Throughout her professional career she worked for Westlake Lutheran Church, Exxon, and for the majority of her career in the Office of the President at California Lutheran University in Thousand Oaks, California.
 
She is survived by her husband, Stephen G. Freeman and children David C. Freeman, of Las Vegas, Nevada and Ashley A. Freeman, of Santa Barbara, California.  In addition Suzanne's sister, Janet Baber, of San Antonio, Texas; and several nieces and nephews. Suzanne was a devoted wife of 40 years, a beloved mother, aunt, as well as a friend to many.
 
Her mother, Francis Flick, and father, Jesse Flick, of Dallas, Texas preceded her in death.
 
She was proud of her Texan heritage and never fully lost her endearing southern accent.  All her life, Suzanne loved tennis, reading, cooking, history, knitting and politics.
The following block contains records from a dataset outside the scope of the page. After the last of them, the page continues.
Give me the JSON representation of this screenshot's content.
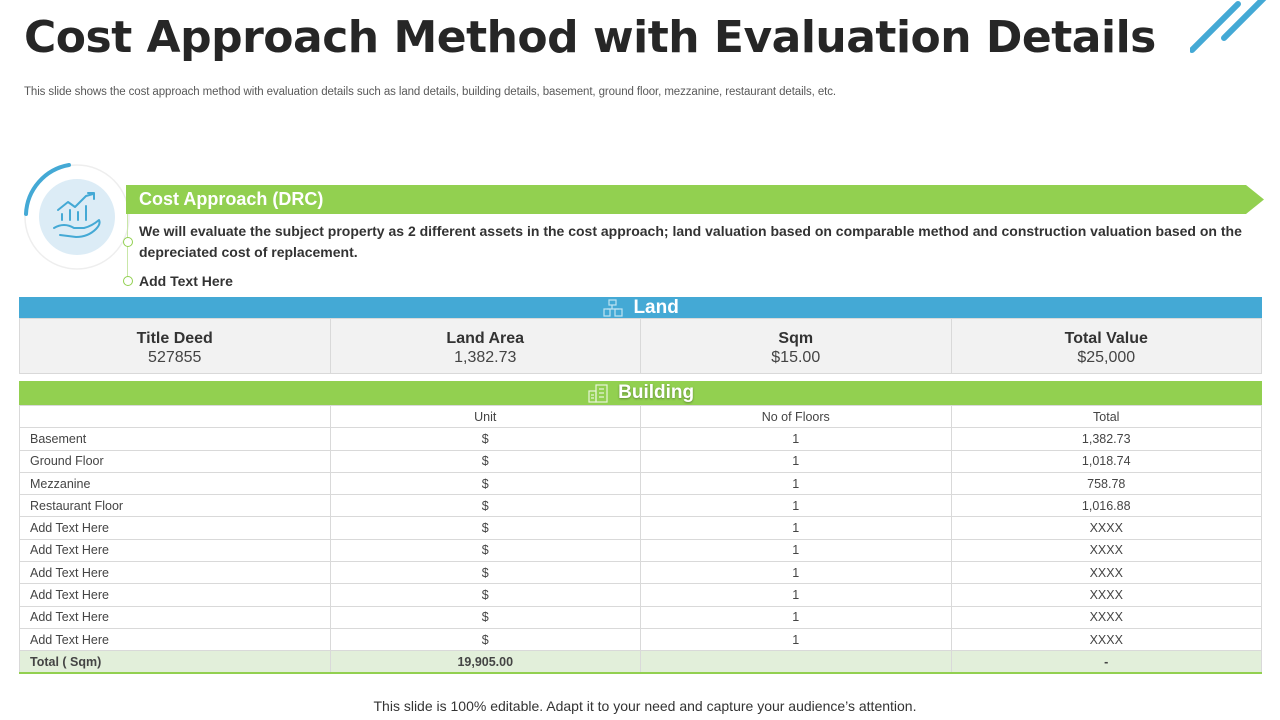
{
  "title": "Cost Approach Method with Evaluation Details",
  "subtitle": "This slide shows the cost approach method with evaluation details such as land details, building details, basement, ground floor, mezzanine, restaurant details, etc.",
  "banner": {
    "label": "Cost Approach (DRC)",
    "description": "We will evaluate the subject property as 2 different assets in the cost approach; land valuation based on comparable method and construction valuation based on the depreciated cost of replacement.",
    "add_text": "Add Text Here",
    "icon": "growth-chart-hand-icon"
  },
  "land": {
    "heading": "Land",
    "icon": "building-icon",
    "cells": [
      {
        "label": "Title Deed",
        "value": "527855"
      },
      {
        "label": "Land Area",
        "value": "1,382.73"
      },
      {
        "label": "Sqm",
        "value": "$15.00"
      },
      {
        "label": "Total Value",
        "value": "$25,000"
      }
    ]
  },
  "building": {
    "heading": "Building",
    "icon": "building-icon",
    "columns": [
      "",
      "Unit",
      "No of Floors",
      "Total"
    ],
    "rows": [
      [
        "Basement",
        "$",
        "1",
        "1,382.73"
      ],
      [
        "Ground Floor",
        "$",
        "1",
        "1,018.74"
      ],
      [
        "Mezzanine",
        "$",
        "1",
        "758.78"
      ],
      [
        "Restaurant Floor",
        "$",
        "1",
        "1,016.88"
      ],
      [
        "Add Text Here",
        "$",
        "1",
        "XXXX"
      ],
      [
        "Add Text Here",
        "$",
        "1",
        "XXXX"
      ],
      [
        "Add Text Here",
        "$",
        "1",
        "XXXX"
      ],
      [
        "Add Text Here",
        "$",
        "1",
        "XXXX"
      ],
      [
        "Add Text Here",
        "$",
        "1",
        "XXXX"
      ],
      [
        "Add Text Here",
        "$",
        "1",
        "XXXX"
      ]
    ],
    "total": [
      "Total ( Sqm)",
      "19,905.00",
      "",
      "-"
    ]
  },
  "footer": "This slide is 100% editable. Adapt it to your need and capture your audience’s attention.",
  "colors": {
    "green": "#92d050",
    "blue": "#44a9d5",
    "dark": "#262626"
  }
}
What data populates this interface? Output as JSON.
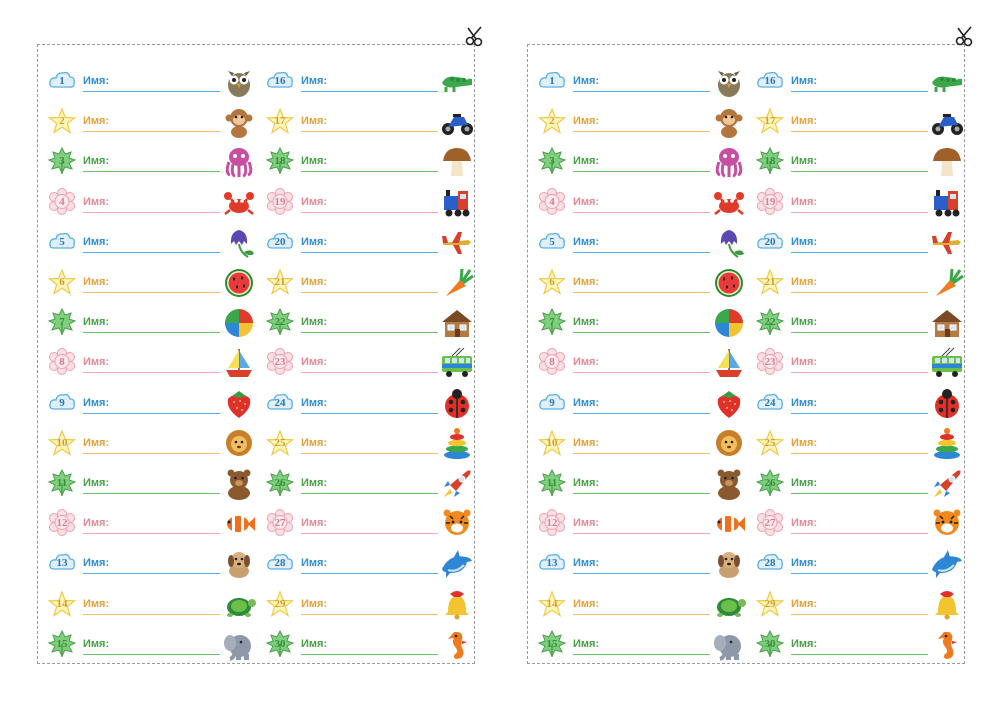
{
  "name_label": "Имя:",
  "cells": [
    {
      "n": "1",
      "shape": "cloud",
      "icon": "owl-icon"
    },
    {
      "n": "2",
      "shape": "star",
      "icon": "monkey-icon"
    },
    {
      "n": "3",
      "shape": "leaf",
      "icon": "octopus-icon"
    },
    {
      "n": "4",
      "shape": "flower",
      "icon": "crab-icon"
    },
    {
      "n": "5",
      "shape": "cloud",
      "icon": "bellflower-icon"
    },
    {
      "n": "6",
      "shape": "star",
      "icon": "watermelon-icon"
    },
    {
      "n": "7",
      "shape": "leaf",
      "icon": "beach-ball-icon"
    },
    {
      "n": "8",
      "shape": "flower",
      "icon": "sailboat-icon"
    },
    {
      "n": "9",
      "shape": "cloud",
      "icon": "strawberry-icon"
    },
    {
      "n": "10",
      "shape": "star",
      "icon": "lion-icon"
    },
    {
      "n": "11",
      "shape": "leaf",
      "icon": "bear-icon"
    },
    {
      "n": "12",
      "shape": "flower",
      "icon": "clownfish-icon"
    },
    {
      "n": "13",
      "shape": "cloud",
      "icon": "dog-icon"
    },
    {
      "n": "14",
      "shape": "star",
      "icon": "turtle-icon"
    },
    {
      "n": "15",
      "shape": "leaf",
      "icon": "elephant-icon"
    },
    {
      "n": "16",
      "shape": "cloud",
      "icon": "crocodile-icon"
    },
    {
      "n": "17",
      "shape": "star",
      "icon": "motorcycle-icon"
    },
    {
      "n": "18",
      "shape": "leaf",
      "icon": "mushroom-icon"
    },
    {
      "n": "19",
      "shape": "flower",
      "icon": "train-icon"
    },
    {
      "n": "20",
      "shape": "cloud",
      "icon": "airplane-icon"
    },
    {
      "n": "21",
      "shape": "star",
      "icon": "carrot-icon"
    },
    {
      "n": "22",
      "shape": "leaf",
      "icon": "house-icon"
    },
    {
      "n": "23",
      "shape": "flower",
      "icon": "trolleybus-icon"
    },
    {
      "n": "24",
      "shape": "cloud",
      "icon": "ladybug-icon"
    },
    {
      "n": "25",
      "shape": "star",
      "icon": "stacking-rings-icon"
    },
    {
      "n": "26",
      "shape": "leaf",
      "icon": "rocket-icon"
    },
    {
      "n": "27",
      "shape": "flower",
      "icon": "tiger-icon"
    },
    {
      "n": "28",
      "shape": "cloud",
      "icon": "dolphin-icon"
    },
    {
      "n": "29",
      "shape": "star",
      "icon": "bell-icon"
    },
    {
      "n": "30",
      "shape": "leaf",
      "icon": "seahorse-icon"
    }
  ]
}
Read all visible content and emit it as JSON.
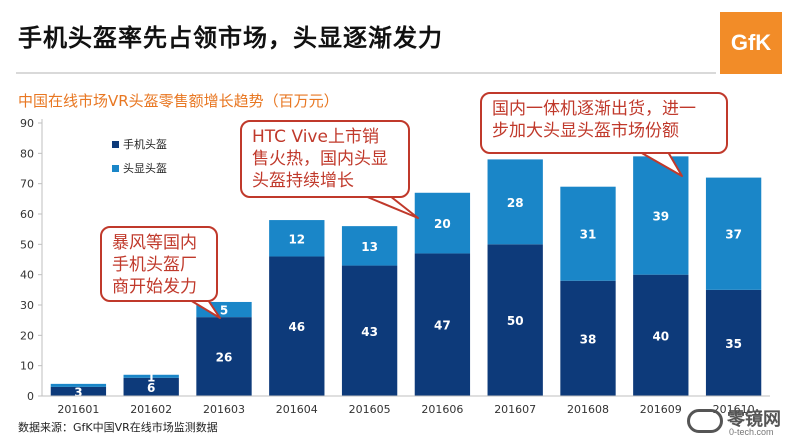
{
  "header": {
    "title": "手机头盔率先占领市场，头显逐渐发力",
    "logo_text": "GfK"
  },
  "source_note": "数据来源：GfK中国VR在线市场监测数据",
  "watermark": {
    "text": "零镜网",
    "sub": "0-tech.com"
  },
  "callouts": [
    {
      "text": "暴风等国内\n手机头盔厂\n商开始发力"
    },
    {
      "text": "HTC Vive上市销\n售火热，国内头显\n头盔持续增长"
    },
    {
      "text": "国内一体机逐渐出货，进一\n步加大头显头盔市场份额"
    }
  ],
  "colors": {
    "phone": "#0d3a7a",
    "display": "#1a86c8",
    "accent": "#e87722",
    "callout": "#c0392b"
  },
  "chart_data": {
    "type": "bar",
    "stacked": true,
    "title": "中国在线市场VR头盔零售额增长趋势（百万元）",
    "categories": [
      "201601",
      "201602",
      "201603",
      "201604",
      "201605",
      "201606",
      "201607",
      "201608",
      "201609",
      "201610"
    ],
    "series": [
      {
        "name": "手机头盔",
        "values": [
          3,
          6,
          26,
          46,
          43,
          47,
          50,
          38,
          40,
          35
        ],
        "labels": [
          "3",
          "6",
          "26",
          "46",
          "43",
          "47",
          "50",
          "38",
          "40",
          "35"
        ]
      },
      {
        "name": "头显头盔",
        "values": [
          1,
          1,
          5,
          12,
          13,
          20,
          28,
          31,
          39,
          37
        ],
        "labels": [
          "",
          "1",
          "5",
          "12",
          "13",
          "20",
          "28",
          "31",
          "39",
          "37"
        ]
      }
    ],
    "y_ticks": [
      "0",
      "10",
      "20",
      "30",
      "40",
      "50",
      "60",
      "70",
      "80",
      "90"
    ],
    "ylim": [
      0,
      90
    ],
    "legend_position": "top-left",
    "grid": false
  }
}
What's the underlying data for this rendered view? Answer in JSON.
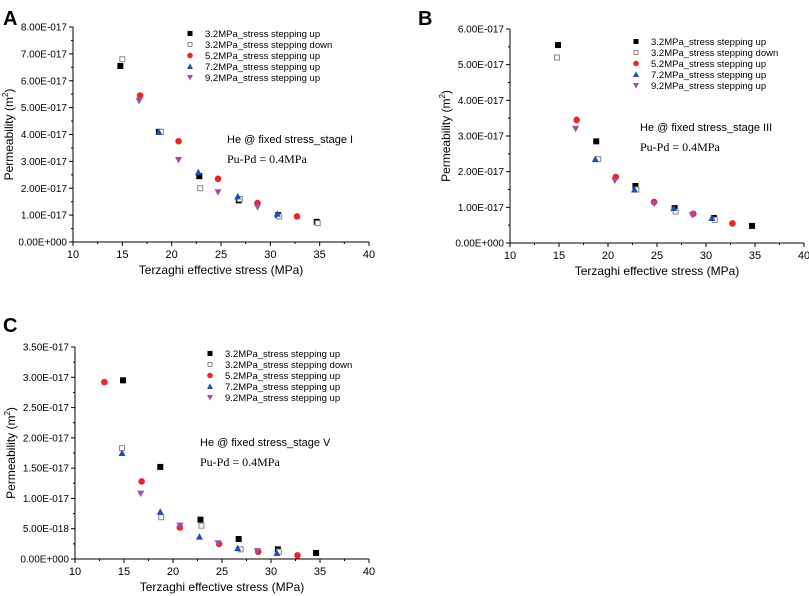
{
  "chart_data": [
    {
      "panel_label": "A",
      "type": "scatter",
      "xlabel": "Terzaghi effective stress (MPa)",
      "ylabel": "Permeability (m",
      "ylabel_sup": "2",
      "ylabel_close": ")",
      "xlim": [
        10,
        40
      ],
      "ylim": [
        0,
        8e-17
      ],
      "x_ticks": [
        10,
        15,
        20,
        25,
        30,
        35,
        40
      ],
      "x_tick_labels": [
        "10",
        "15",
        "20",
        "25",
        "30",
        "35",
        "40"
      ],
      "y_ticks": [
        0,
        1e-17,
        2e-17,
        3e-17,
        4e-17,
        5e-17,
        6e-17,
        7e-17,
        8e-17
      ],
      "y_tick_labels": [
        "0.00E+000",
        "1.00E-017",
        "2.00E-017",
        "3.00E-017",
        "4.00E-017",
        "5.00E-017",
        "6.00E-017",
        "7.00E-017",
        "8.00E-017"
      ],
      "annotation_line1": "He @ fixed stress_stage I",
      "annotation_line2": "Pu-Pd = 0.4MPa",
      "series": [
        {
          "name": "3.2MPa_stress stepping up",
          "marker": "square",
          "color": "#000000",
          "x": [
            14.8,
            18.7,
            22.8,
            26.8,
            30.8,
            34.7
          ],
          "y": [
            6.55e-17,
            4.1e-17,
            2.45e-17,
            1.55e-17,
            1e-17,
            7.5e-18
          ]
        },
        {
          "name": "3.2MPa_stress stepping down",
          "marker": "open-square",
          "color": "#888888",
          "x": [
            15.0,
            18.9,
            22.9,
            26.9,
            30.9,
            34.8
          ],
          "y": [
            6.8e-17,
            4.1e-17,
            2e-17,
            1.6e-17,
            9.5e-18,
            7e-18
          ]
        },
        {
          "name": "5.2MPa_stress stepping up",
          "marker": "circle",
          "color": "#e8262b",
          "x": [
            16.8,
            20.7,
            24.7,
            28.7,
            32.7
          ],
          "y": [
            5.45e-17,
            3.75e-17,
            2.35e-17,
            1.45e-17,
            9.5e-18
          ]
        },
        {
          "name": "7.2MPa_stress stepping up",
          "marker": "triangle-up",
          "color": "#1f4fa8",
          "x": [
            18.7,
            22.7,
            26.7,
            30.7
          ],
          "y": [
            4.1e-17,
            2.6e-17,
            1.7e-17,
            1.05e-17
          ]
        },
        {
          "name": "9.2MPa_stress stepping up",
          "marker": "triangle-down",
          "color": "#a64ca6",
          "x": [
            16.7,
            20.7,
            24.7,
            28.7
          ],
          "y": [
            5.25e-17,
            3.05e-17,
            1.85e-17,
            1.3e-17
          ]
        }
      ]
    },
    {
      "panel_label": "B",
      "type": "scatter",
      "xlabel": "Terzaghi effective stress (MPa)",
      "ylabel": "Permeability (m",
      "ylabel_sup": "2",
      "ylabel_close": ")",
      "xlim": [
        10,
        40
      ],
      "ylim": [
        0,
        6e-17
      ],
      "x_ticks": [
        10,
        15,
        20,
        25,
        30,
        35,
        40
      ],
      "x_tick_labels": [
        "10",
        "15",
        "20",
        "25",
        "30",
        "35",
        "40"
      ],
      "y_ticks": [
        0,
        1e-17,
        2e-17,
        3e-17,
        4e-17,
        5e-17,
        6e-17
      ],
      "y_tick_labels": [
        "0.00E+000",
        "1.00E-017",
        "2.00E-017",
        "3.00E-017",
        "4.00E-017",
        "5.00E-017",
        "6.00E-017"
      ],
      "annotation_line1": "He @ fixed stress_stage III",
      "annotation_line2": "Pu-Pd = 0.4MPa",
      "series": [
        {
          "name": "3.2MPa_stress stepping up",
          "marker": "square",
          "color": "#000000",
          "x": [
            14.9,
            18.8,
            22.8,
            26.8,
            30.8,
            34.7
          ],
          "y": [
            5.55e-17,
            2.85e-17,
            1.6e-17,
            9.8e-18,
            7e-18,
            4.8e-18
          ]
        },
        {
          "name": "3.2MPa_stress stepping down",
          "marker": "open-square",
          "color": "#888888",
          "x": [
            14.8,
            19.0,
            22.9,
            26.9,
            30.9
          ],
          "y": [
            5.2e-17,
            2.35e-17,
            1.5e-17,
            8.8e-18,
            6.5e-18
          ]
        },
        {
          "name": "5.2MPa_stress stepping up",
          "marker": "circle",
          "color": "#e8262b",
          "x": [
            16.8,
            20.8,
            24.7,
            28.7,
            32.7
          ],
          "y": [
            3.45e-17,
            1.85e-17,
            1.15e-17,
            8.2e-18,
            5.5e-18
          ]
        },
        {
          "name": "7.2MPa_stress stepping up",
          "marker": "triangle-up",
          "color": "#1f4fa8",
          "x": [
            18.7,
            22.7,
            26.7,
            30.6
          ],
          "y": [
            2.35e-17,
            1.5e-17,
            9.8e-18,
            7e-18
          ]
        },
        {
          "name": "9.2MPa_stress stepping up",
          "marker": "triangle-down",
          "color": "#a64ca6",
          "x": [
            16.7,
            20.7,
            24.7,
            28.6
          ],
          "y": [
            3.2e-17,
            1.75e-17,
            1.1e-17,
            7.8e-18
          ]
        }
      ]
    },
    {
      "panel_label": "C",
      "type": "scatter",
      "xlabel": "Terzaghi effective stress (MPa)",
      "ylabel": "Permeability (m",
      "ylabel_sup": "2",
      "ylabel_close": ")",
      "xlim": [
        10,
        40
      ],
      "ylim": [
        0,
        3.5e-17
      ],
      "x_ticks": [
        10,
        15,
        20,
        25,
        30,
        35,
        40
      ],
      "x_tick_labels": [
        "10",
        "15",
        "20",
        "25",
        "30",
        "35",
        "40"
      ],
      "y_ticks": [
        0,
        5e-18,
        1e-17,
        1.5e-17,
        2e-17,
        2.5e-17,
        3e-17,
        3.5e-17
      ],
      "y_tick_labels": [
        "0.00E+000",
        "5.00E-018",
        "1.00E-017",
        "1.50E-017",
        "2.00E-017",
        "2.50E-017",
        "3.00E-017",
        "3.50E-017"
      ],
      "annotation_line1": "He @ fixed stress_stage V",
      "annotation_line2": "Pu-Pd = 0.4MPa",
      "series": [
        {
          "name": "3.2MPa_stress stepping up",
          "marker": "square",
          "color": "#000000",
          "x": [
            14.9,
            18.7,
            22.8,
            26.7,
            30.7,
            34.6
          ],
          "y": [
            2.95e-17,
            1.52e-17,
            6.5e-18,
            3.3e-18,
            1.6e-18,
            1e-18
          ]
        },
        {
          "name": "3.2MPa_stress stepping down",
          "marker": "open-square",
          "color": "#888888",
          "x": [
            14.8,
            18.8,
            22.9,
            26.9,
            30.8
          ],
          "y": [
            1.83e-17,
            6.9e-18,
            5.5e-18,
            1.6e-18,
            1.2e-18
          ]
        },
        {
          "name": "5.2MPa_stress stepping up",
          "marker": "circle",
          "color": "#e8262b",
          "x": [
            13.0,
            16.8,
            20.7,
            24.7,
            28.7,
            32.7
          ],
          "y": [
            2.92e-17,
            1.28e-17,
            5.2e-18,
            2.5e-18,
            1.2e-18,
            6e-19
          ]
        },
        {
          "name": "7.2MPa_stress stepping up",
          "marker": "triangle-up",
          "color": "#1f4fa8",
          "x": [
            14.8,
            18.7,
            22.7,
            26.6,
            30.6
          ],
          "y": [
            1.75e-17,
            7.8e-18,
            3.7e-18,
            1.8e-18,
            1e-18
          ]
        },
        {
          "name": "9.2MPa_stress stepping up",
          "marker": "triangle-down",
          "color": "#a64ca6",
          "x": [
            16.7,
            20.7,
            24.6,
            28.6
          ],
          "y": [
            1.08e-17,
            5.5e-18,
            2.6e-18,
            1.3e-18
          ]
        }
      ]
    }
  ]
}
A world wide traveler, Suzanne spent decades filling her passport with stamps and her heart with memories.  Upon  receiving her motorcycle license in celebration of her fiftieth birthday, Suzanne began her passion of seeing the country via her Harley Davidson Softail motorcycle on trips with her husband, family and friends. She was an experienced rider of over 14 years.
 
Suzanne was a member of New Hope Lutheran Church (formally known as Westlake Lutheran Church) and Ascension Lutheran Church.  She touched lives with her positive attitude, devotion to California Lutheran University as well as with her love and generosity toward others.  Suzanne was loved by her friends and family and lived a full and joyful life. She often said, "Life is good!"